The Industrial Revolution and in particular the mid-Victorian period offered great opportunities for investment. Money was cheap; innovations and inventions abounded; and after the Great Exhibition confidence in Britain and its inventiveness reached its zenith. This was the moment the Windsors cast their investments at the desolate marshy grange as a means of housing the many workers needed for their new harbour, docks and railways and the ancillary industries it was hoping would arise on adjacent land. The area to be known as Grangetown was constructed simultaneously with the working class areas of Penarth and its docks and harbour; and was considered very much a part of it.
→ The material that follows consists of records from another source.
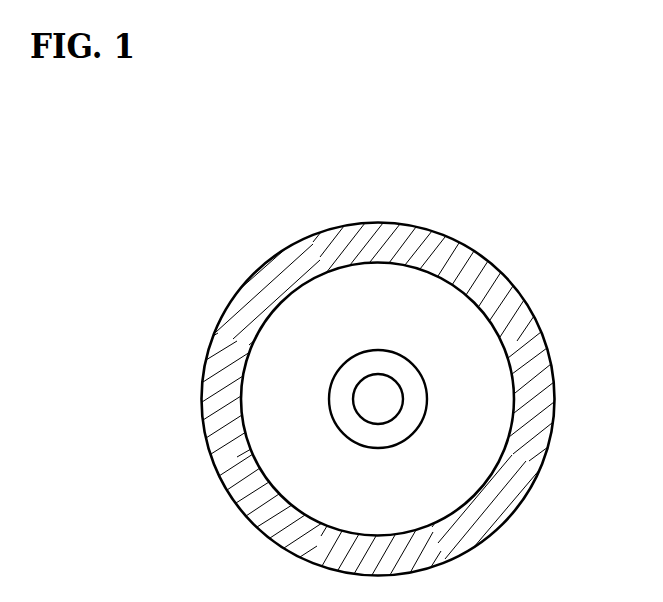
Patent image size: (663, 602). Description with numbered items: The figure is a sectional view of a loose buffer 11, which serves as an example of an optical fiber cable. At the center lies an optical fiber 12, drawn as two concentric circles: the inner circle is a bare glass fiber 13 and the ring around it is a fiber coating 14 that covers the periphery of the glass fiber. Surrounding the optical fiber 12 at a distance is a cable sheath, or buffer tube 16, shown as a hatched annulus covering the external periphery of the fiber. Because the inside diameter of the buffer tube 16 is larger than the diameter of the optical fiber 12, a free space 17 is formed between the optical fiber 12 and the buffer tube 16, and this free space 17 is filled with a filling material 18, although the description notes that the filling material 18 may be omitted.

The loose buffer 11 is at (478, 178).
The optical fiber 12 is at (335, 360).
The bare glass fiber 13 is at (394, 381).
The fiber coating 14 is at (417, 406).
The cable sheath (buffer tube) 16 is at (512, 305).
The free space 17 is at (385, 297).
The filling material 18 is at (442, 307).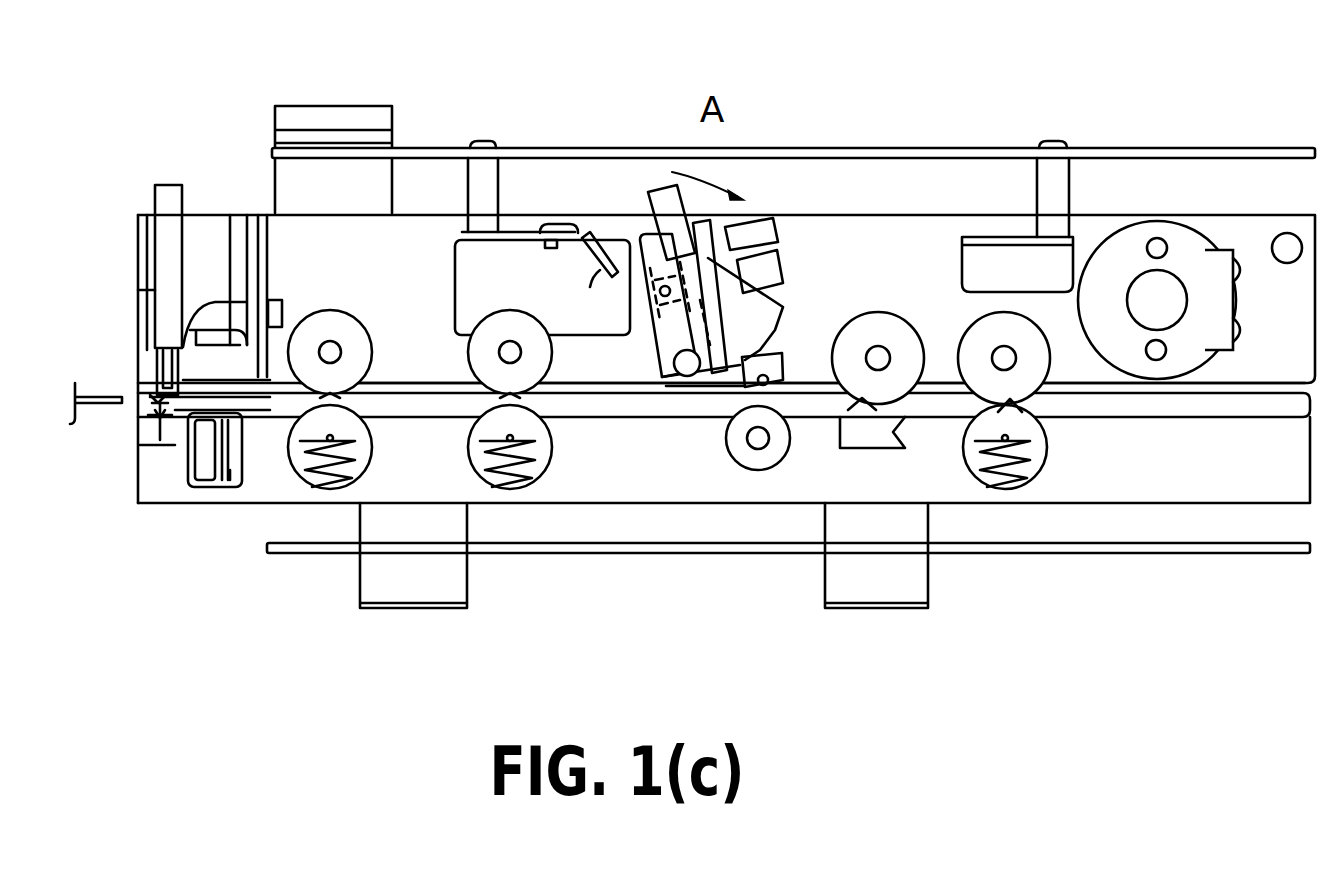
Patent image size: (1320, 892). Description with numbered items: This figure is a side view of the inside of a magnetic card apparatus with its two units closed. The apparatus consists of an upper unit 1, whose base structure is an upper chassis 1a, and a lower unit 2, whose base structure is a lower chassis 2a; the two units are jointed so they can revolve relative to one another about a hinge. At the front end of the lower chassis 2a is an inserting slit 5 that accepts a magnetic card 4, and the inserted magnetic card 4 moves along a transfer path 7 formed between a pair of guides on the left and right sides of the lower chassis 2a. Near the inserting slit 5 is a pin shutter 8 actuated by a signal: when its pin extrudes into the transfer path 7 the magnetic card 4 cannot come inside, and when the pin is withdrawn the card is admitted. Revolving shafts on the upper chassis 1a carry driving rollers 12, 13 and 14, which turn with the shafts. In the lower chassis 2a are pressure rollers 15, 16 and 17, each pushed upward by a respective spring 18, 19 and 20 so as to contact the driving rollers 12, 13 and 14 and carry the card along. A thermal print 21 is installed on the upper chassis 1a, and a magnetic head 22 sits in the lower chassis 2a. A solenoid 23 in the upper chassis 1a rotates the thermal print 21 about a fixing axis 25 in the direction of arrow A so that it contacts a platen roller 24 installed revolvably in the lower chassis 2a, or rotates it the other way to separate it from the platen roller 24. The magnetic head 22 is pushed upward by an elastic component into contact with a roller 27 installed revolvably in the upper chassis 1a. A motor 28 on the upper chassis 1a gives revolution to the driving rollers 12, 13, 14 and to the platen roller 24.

By definition, building on a marsh was not to be easy. Once begun, for those living on the marsh, life would not be easy either. The initial phases of housing were poor and residents’ health suffered. Outbreaks of cholera and typhoid ravaged the area. The failure of some industrial ventures brought unemployment. Sewerage systems failed. Fresh water sources were polluted. Grangetown came to be known for its failing infrastructure, chronic disease, crime and homelessness. Eventually, the Borough of Cardiff rested the area from its constructors and investors, and brought it under the administration of Cardiff.
To the creators of Grangetown this was an affront and Cardiff’s takeover bid was resisted. The streets of impoverished, terraced houses became the focus of a struggle for power and influence not only between the two great families of the Butes and the Windsors, but also between the elected councils of Penarth and Cardiff; all this occurring against a background of unparalleled wealth created by the great docks the two families had created.